Key features of bulimia nervosa include patterns of eating objectively large amounts of food in which an individual experiences the inability to stop their eating (a loss of control) combined with compensatory behaviors such as purging (i.e., self-induced vomiting), exercise, laxative or diuretic abuse to prevent weight gain. Individuals with bulimia maintain weight in the normal-to-overweight range. Bulimia is associated with medical symptoms related to the compensatory behaviors including potentially life-threatening fluid and electrolyte abnormalities, gastrointestinal tract damage and cardiac arrhythmias. Individuals with bulimia may be able to conceal behaviors and maintain social, academic and occupational functioning, while others cannot maintain function across these domains.
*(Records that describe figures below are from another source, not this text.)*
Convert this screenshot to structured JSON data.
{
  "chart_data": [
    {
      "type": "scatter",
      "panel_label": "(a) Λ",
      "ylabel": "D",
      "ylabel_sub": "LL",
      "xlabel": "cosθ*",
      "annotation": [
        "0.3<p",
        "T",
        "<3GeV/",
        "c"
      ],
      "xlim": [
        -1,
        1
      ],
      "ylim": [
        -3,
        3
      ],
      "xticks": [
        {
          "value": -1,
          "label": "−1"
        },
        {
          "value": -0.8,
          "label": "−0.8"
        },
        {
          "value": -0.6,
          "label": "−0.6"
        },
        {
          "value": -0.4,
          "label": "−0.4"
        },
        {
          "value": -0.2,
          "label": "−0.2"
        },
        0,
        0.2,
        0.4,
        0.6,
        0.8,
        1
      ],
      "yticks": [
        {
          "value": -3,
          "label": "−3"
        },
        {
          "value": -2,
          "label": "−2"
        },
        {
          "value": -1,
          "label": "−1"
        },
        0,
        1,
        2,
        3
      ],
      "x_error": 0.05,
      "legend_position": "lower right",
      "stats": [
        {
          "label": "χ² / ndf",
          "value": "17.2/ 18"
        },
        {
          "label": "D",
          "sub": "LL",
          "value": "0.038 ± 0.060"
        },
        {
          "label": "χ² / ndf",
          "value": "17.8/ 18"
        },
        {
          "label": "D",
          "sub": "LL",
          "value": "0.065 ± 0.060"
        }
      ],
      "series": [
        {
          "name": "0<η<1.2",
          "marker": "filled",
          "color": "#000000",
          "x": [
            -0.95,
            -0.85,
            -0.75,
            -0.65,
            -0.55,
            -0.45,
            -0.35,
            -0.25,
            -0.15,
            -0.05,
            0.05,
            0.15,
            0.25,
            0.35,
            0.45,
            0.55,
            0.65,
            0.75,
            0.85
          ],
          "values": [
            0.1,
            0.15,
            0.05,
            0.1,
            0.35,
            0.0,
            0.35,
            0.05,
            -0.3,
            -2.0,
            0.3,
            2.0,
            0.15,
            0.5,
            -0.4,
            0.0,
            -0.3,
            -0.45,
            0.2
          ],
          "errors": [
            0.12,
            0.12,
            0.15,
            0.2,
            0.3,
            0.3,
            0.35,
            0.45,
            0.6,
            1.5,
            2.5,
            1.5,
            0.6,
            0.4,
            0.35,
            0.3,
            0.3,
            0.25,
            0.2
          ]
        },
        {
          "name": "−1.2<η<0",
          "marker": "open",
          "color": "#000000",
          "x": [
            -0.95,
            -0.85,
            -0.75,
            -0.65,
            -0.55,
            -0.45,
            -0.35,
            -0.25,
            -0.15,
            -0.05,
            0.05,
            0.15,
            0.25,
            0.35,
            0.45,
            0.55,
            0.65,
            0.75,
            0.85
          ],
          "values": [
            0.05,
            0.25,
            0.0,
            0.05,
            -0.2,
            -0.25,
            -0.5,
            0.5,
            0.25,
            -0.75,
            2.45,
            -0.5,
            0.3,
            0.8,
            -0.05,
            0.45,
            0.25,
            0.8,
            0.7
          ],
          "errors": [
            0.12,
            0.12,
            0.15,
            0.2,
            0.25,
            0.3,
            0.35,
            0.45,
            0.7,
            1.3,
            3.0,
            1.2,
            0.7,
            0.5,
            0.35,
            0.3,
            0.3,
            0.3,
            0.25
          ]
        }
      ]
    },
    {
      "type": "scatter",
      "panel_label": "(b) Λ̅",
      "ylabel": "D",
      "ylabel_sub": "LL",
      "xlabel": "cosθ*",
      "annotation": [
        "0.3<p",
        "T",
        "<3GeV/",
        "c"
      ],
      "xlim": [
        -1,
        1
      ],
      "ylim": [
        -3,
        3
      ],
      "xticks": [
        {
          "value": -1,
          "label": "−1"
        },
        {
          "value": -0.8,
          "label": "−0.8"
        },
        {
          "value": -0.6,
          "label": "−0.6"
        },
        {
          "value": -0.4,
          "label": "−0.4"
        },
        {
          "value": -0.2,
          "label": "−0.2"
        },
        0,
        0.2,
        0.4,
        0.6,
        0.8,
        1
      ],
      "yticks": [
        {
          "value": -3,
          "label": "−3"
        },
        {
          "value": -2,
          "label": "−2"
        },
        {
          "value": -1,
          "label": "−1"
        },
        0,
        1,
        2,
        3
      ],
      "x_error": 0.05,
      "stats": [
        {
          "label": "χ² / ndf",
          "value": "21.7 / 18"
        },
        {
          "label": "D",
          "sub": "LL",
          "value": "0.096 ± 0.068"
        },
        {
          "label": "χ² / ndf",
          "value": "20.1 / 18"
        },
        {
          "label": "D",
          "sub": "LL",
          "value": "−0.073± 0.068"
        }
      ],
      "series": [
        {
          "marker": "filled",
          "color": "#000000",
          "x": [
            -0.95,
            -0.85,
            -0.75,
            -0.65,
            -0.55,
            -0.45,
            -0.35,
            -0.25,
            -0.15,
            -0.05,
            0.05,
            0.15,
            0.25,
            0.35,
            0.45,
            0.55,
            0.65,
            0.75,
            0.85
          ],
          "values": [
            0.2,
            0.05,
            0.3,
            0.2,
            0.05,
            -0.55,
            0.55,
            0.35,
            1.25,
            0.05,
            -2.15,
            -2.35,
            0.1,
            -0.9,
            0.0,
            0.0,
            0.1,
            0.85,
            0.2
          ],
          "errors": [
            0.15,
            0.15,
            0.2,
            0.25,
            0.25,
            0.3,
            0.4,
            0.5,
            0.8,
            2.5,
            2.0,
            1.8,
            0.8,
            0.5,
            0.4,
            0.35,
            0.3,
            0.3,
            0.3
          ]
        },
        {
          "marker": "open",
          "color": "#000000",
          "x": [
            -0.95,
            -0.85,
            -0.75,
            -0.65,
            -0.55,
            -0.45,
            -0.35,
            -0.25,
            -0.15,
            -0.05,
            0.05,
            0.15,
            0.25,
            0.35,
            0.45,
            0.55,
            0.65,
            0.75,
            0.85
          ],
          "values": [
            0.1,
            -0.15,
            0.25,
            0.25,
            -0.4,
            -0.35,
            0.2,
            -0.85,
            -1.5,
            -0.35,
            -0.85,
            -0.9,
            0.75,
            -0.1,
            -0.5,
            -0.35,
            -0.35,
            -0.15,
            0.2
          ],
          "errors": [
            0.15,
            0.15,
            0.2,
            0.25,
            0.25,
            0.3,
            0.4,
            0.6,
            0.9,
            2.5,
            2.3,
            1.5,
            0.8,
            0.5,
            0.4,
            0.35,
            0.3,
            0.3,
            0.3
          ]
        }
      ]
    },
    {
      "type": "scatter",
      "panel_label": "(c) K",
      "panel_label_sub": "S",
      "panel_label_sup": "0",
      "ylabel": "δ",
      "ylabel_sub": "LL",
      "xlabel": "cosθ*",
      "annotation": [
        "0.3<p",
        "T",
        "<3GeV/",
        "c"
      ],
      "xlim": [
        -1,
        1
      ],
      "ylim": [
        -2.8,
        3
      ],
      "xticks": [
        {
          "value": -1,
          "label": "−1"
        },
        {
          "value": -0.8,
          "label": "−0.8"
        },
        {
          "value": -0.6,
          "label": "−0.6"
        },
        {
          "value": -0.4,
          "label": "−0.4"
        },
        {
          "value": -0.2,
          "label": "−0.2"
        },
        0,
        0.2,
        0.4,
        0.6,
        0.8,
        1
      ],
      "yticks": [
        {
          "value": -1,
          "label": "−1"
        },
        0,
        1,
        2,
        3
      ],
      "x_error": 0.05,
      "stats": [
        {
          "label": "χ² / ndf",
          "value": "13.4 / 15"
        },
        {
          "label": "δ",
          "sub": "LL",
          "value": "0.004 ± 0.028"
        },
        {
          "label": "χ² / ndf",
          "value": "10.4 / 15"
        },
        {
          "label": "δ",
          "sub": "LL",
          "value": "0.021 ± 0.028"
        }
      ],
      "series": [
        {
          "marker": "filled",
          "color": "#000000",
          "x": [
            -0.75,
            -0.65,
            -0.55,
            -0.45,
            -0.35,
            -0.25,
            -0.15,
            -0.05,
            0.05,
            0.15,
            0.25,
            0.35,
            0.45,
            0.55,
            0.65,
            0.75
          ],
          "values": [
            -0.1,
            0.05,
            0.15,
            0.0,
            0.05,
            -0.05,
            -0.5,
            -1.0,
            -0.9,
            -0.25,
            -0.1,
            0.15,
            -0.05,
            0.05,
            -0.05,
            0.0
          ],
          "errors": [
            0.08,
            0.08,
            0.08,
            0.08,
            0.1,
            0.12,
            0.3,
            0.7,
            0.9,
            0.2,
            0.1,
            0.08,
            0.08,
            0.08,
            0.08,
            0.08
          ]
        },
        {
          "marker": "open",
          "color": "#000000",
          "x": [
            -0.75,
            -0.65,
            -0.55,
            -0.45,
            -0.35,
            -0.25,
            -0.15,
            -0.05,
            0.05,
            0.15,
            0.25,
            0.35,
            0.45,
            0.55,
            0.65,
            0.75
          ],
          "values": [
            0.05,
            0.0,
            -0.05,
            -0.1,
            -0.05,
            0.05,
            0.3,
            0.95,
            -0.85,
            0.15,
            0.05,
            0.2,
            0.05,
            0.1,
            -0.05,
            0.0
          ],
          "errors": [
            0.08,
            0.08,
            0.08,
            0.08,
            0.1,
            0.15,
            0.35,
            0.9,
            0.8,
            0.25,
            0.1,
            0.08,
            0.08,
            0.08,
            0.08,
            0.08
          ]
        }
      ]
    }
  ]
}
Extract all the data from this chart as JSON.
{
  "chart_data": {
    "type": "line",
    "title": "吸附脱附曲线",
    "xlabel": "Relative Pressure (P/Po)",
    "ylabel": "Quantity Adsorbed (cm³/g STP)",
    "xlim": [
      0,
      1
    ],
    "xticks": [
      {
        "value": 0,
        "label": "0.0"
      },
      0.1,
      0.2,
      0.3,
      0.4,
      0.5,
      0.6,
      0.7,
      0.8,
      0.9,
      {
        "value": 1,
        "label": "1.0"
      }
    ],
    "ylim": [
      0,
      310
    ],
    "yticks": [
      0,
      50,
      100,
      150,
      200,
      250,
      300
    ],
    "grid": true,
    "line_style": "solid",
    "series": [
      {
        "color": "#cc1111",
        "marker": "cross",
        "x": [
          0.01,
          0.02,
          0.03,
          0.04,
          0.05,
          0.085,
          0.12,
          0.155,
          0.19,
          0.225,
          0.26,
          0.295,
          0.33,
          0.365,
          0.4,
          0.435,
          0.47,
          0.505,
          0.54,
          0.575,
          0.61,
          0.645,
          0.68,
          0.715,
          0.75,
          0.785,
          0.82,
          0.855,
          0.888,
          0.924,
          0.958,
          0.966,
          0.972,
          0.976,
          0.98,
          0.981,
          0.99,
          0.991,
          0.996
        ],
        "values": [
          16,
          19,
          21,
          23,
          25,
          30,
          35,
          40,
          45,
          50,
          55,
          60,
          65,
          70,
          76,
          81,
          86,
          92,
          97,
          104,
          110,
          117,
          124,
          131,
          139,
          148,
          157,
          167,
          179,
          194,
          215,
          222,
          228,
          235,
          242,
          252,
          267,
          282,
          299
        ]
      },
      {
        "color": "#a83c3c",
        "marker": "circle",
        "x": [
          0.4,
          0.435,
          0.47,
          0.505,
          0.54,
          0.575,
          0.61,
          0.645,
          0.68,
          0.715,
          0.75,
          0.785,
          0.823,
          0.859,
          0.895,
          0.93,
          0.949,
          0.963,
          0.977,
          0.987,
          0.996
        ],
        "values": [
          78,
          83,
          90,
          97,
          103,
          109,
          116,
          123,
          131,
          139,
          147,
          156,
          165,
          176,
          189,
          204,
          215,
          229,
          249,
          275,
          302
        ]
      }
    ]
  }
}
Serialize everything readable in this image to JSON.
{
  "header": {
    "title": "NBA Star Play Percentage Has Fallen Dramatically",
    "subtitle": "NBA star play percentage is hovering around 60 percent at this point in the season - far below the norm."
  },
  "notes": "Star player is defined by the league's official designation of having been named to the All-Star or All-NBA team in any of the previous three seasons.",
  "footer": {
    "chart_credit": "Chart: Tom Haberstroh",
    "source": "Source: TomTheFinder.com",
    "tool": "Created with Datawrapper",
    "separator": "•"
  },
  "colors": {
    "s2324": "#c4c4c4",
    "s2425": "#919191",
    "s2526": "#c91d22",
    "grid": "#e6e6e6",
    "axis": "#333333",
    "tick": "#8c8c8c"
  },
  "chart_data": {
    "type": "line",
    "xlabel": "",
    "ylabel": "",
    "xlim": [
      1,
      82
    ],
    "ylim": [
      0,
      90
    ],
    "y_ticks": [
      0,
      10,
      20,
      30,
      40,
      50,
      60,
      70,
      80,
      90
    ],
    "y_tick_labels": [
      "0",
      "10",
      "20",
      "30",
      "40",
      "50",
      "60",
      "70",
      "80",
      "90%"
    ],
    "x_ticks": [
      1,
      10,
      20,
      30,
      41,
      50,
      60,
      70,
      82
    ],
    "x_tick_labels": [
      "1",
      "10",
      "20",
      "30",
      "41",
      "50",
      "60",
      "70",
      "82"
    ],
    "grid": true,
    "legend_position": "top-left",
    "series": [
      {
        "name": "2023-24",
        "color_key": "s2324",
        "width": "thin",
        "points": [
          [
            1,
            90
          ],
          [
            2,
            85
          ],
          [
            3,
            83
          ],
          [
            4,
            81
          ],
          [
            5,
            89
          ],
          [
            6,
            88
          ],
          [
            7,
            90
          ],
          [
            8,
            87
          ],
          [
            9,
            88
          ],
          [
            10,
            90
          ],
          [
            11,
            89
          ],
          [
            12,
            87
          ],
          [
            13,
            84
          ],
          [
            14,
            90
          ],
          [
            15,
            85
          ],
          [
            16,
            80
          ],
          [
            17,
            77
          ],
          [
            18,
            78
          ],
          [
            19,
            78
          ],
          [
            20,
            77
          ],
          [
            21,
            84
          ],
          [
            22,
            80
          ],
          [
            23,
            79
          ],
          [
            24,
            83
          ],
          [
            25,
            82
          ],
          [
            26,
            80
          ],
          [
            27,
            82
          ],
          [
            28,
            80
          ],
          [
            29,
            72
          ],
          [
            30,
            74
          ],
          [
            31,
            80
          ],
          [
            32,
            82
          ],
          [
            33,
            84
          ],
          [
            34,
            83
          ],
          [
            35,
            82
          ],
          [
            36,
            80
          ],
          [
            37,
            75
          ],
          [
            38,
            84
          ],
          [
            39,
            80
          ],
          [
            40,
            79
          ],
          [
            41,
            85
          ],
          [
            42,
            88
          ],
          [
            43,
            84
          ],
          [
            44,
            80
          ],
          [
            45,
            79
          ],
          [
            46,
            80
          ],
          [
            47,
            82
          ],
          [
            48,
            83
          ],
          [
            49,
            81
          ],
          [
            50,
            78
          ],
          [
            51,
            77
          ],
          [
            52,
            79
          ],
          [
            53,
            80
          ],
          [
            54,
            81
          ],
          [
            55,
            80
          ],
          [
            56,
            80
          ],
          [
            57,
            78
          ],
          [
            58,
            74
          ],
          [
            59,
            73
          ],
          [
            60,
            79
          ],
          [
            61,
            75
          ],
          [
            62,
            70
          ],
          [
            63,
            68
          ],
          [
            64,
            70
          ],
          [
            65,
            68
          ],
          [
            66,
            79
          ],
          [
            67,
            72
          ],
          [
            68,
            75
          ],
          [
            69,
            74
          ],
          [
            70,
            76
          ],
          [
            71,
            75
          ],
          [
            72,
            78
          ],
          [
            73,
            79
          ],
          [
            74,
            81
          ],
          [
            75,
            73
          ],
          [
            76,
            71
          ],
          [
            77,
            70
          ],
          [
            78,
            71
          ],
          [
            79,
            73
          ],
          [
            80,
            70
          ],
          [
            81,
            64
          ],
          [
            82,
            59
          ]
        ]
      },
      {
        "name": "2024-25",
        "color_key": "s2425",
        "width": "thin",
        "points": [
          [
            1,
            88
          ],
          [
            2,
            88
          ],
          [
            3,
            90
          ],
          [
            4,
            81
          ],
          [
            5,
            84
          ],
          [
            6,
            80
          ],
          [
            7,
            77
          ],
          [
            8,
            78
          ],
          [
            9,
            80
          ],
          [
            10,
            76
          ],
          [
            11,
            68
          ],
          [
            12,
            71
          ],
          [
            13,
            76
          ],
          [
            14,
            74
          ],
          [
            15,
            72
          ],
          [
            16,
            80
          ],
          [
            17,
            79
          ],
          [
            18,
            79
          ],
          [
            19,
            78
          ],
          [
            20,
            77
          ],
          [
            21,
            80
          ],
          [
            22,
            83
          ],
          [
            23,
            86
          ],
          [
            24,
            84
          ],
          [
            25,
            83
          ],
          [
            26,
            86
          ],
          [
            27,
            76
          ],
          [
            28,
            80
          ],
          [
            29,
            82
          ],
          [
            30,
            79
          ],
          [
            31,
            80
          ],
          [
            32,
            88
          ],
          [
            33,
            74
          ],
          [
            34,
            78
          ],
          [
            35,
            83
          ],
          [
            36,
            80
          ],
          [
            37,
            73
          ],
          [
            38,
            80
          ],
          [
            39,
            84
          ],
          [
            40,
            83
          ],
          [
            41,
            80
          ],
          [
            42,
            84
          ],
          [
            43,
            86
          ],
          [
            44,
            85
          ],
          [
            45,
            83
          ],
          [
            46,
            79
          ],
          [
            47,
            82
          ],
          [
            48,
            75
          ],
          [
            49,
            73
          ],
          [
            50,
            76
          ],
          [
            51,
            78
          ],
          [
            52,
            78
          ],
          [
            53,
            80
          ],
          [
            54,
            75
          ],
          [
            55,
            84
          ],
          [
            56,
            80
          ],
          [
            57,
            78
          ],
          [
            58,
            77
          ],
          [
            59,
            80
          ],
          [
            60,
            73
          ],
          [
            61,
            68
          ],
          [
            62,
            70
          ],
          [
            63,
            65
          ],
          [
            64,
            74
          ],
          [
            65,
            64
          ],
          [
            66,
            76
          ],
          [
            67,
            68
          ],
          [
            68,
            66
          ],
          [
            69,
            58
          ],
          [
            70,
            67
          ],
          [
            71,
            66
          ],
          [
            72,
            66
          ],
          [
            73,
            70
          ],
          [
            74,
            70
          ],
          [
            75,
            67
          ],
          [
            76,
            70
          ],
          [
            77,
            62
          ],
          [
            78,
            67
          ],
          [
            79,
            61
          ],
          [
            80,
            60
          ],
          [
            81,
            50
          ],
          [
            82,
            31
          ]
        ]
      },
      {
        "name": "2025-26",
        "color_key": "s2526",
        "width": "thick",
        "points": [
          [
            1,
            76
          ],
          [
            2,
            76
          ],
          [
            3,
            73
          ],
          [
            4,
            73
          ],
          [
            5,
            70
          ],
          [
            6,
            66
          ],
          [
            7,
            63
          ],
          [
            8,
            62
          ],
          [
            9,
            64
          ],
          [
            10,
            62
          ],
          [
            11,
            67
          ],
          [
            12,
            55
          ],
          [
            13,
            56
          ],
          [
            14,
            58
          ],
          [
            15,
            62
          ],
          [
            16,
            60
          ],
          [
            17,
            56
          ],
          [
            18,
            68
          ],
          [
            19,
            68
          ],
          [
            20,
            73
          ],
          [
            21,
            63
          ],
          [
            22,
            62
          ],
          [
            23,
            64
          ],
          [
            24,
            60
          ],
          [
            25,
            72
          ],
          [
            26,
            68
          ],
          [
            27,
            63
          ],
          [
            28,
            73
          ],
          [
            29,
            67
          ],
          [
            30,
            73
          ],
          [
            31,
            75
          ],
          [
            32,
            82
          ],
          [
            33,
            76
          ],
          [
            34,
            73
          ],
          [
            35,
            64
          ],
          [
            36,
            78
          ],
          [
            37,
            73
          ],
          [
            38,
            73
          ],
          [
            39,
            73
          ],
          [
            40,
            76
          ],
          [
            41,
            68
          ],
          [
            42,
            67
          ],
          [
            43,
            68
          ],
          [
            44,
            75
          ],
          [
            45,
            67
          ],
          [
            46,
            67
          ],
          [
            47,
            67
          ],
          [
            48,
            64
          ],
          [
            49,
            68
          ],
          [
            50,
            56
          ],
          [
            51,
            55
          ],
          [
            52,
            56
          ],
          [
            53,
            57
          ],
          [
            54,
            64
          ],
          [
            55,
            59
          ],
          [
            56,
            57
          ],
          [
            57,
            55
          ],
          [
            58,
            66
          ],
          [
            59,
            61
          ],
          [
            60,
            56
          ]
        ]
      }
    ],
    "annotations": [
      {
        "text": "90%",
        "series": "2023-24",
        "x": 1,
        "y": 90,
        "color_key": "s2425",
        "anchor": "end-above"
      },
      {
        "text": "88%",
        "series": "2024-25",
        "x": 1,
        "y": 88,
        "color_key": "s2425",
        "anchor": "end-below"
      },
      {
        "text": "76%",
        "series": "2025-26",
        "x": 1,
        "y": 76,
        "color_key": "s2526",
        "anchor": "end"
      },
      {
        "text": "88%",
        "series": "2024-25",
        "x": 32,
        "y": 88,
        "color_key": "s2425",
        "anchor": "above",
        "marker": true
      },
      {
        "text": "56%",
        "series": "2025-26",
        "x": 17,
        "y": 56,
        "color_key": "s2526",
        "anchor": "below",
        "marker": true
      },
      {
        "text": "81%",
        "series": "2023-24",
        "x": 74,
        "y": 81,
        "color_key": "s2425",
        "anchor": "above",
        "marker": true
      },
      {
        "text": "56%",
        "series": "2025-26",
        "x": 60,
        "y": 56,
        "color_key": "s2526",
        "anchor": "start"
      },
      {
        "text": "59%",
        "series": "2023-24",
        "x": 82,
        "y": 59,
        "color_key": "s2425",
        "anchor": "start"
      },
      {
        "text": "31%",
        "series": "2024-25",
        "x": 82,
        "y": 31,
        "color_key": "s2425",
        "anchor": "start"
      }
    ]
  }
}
The key features of avoidant/restrictive food intake disorder (ARFID) are food avoidance or decreased food intake that leads to weight loss, nutritional deficiency or impaired functioning. The avoidance may be related to sensory issues or in anticipation of unpleasant experiences such as choking or vomiting. ARFID may be associated with lack of interest in eating, rigidity, and other features of anxiety or mood disorders. Individuals with this disorder may not be able to participate in social aspects of eating or may cause significant developmental or family disturbance when the pattern of eating limits ability to eat in different settings.
Avoidance/Restricive Food Intake Disorder (ARFID) is a newly defined diagnositc category in the the DSM-5, that describes eating behavior that results in impairment in growth, nutrition or social interactions that is different from eating disorders related to body image. For example, individuals who fear choking, and then refuse to eat and lose weight due to that fear, would meet the criteria of ARFID. In children and adolescents, phobias of choking or vomiting are not uncommon and can lead to loss of weight and failure to thrive. The new ARFID category also includes many individuals already receiving treatment at our clinic for specific phobias, OCD and other anxiety disorders.
Dr. Eve Freidl and Dr. Blake Zakarin, with their expertise in the treatment of eating and feeding disorders, have expanded our services to treat ARFID and the range of eating disorders. We look forward to combining their knowledge with our expertise in CBT and anxiety related exposure work to develop a treatment program specifically for ARFID. To meet our growing need in this area, we would like to recruit postdoctoral fellows interested in this work to further building our treatment development team. Because ARFID is newly named disorder that groups together many individuals who restrict food for different reasons, little is known about how many people are affected by this disorder.